A run of this code yields:

     *************
    **************    **     **
    ****              **     **
    ****         ********************
    ****         ********************
    ****              **     **
    ****         ********************
    ****         ********************
    ****              **     **
    **************    **     **
     *************
(438 bytes)
     +++++++++++++
    ++++++++++++++    ++     ++
    ++++              ++     ++
    ++++         ++++++++++++++++++++
    ++++         ++++++++++++++++++++
    ++++              ++     ++
    ++++         ++++++++++++++++++++
    ++++         ++++++++++++++++++++
    ++++              ++     ++
    ++++++++++++++    ++     ++
     +++++++++++++
(188 bytes)

An alternative, would be to make the first digit in the compressed version to represent white pixels. If the string was 11111000000000000011111111111111111111 this would become 0,5,13,20.

A similar approach could be taken for images with blocks of colour. Each colour being represented by a byte, providing \(256\) different colours (that could be stored in a lookup file, or embedded in the image file itself). The data being represented as a series of two byte pairs, the first holding the frequency of repetition, the second the colour. For example, the following slice from an image file:

Run length encoding

Assuming the colour blue used a code of 16, yellow of 12 and green of 3 this data can be compressed as:

00001000 00010000 00001000 00001100 00001100 00010000 00000100 00000011

If we need more colour, add in additional bytes for the colour codes. \(24\)-bit colour uses a combination of the colours red, green and blue so a compressed image file could use \(4\) bytes to represent the colour of each pixel. As with the previous examples the amount of saving achieved through compression is dependent on the frequency of repeated data.

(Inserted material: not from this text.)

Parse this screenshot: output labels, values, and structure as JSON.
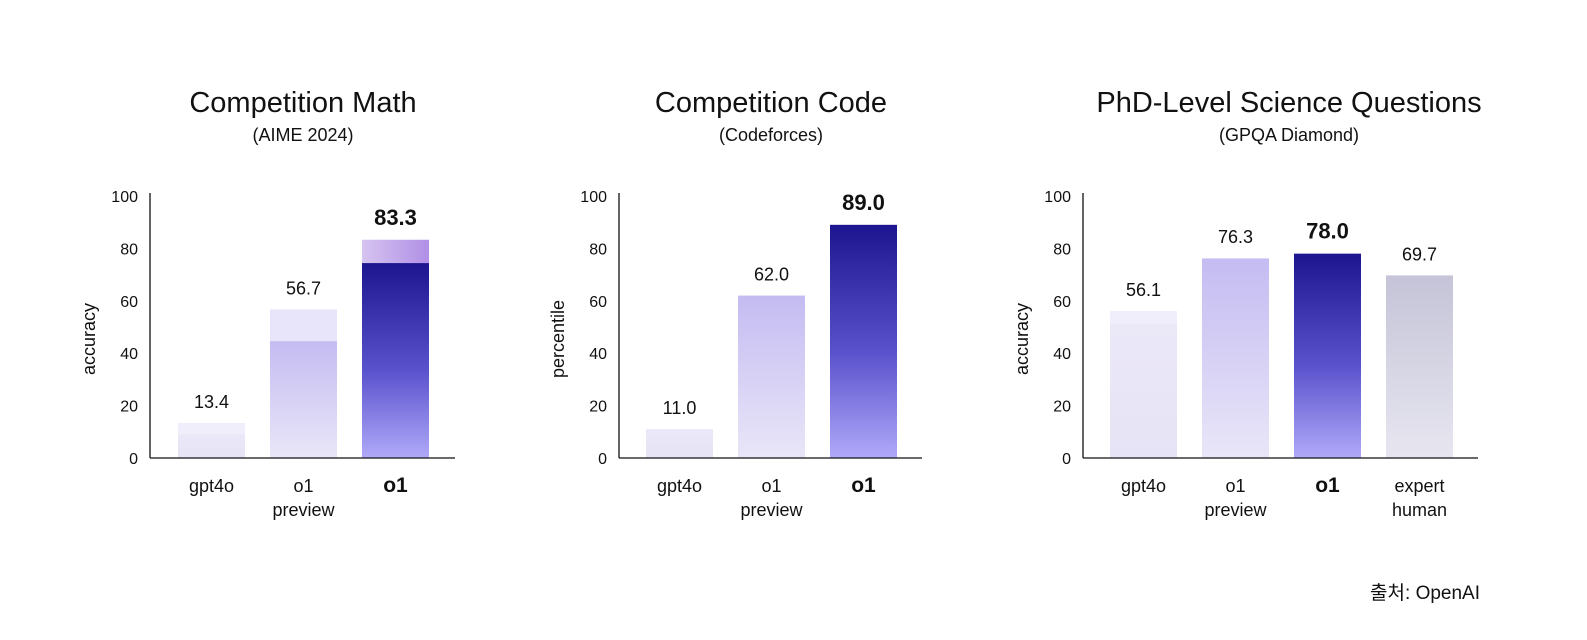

Alternative Compression Techniques

Dictionary Compression: A more complex algorithm involves building a dictionary of patterns for compression. One of the most well-known examples is the LZW (Lempel-Ziv-Welch) algorithm. This algorithm is used in formats like GIF. For further exploration, consider reading about it on Wikipedia.
Comparison with Other Techniques: It’s useful to compare RLE with other compression techniques like Huffman coding, which can be more efficient for certain types of data. Each method has its strengths and weaknesses, depending on the data being compressed.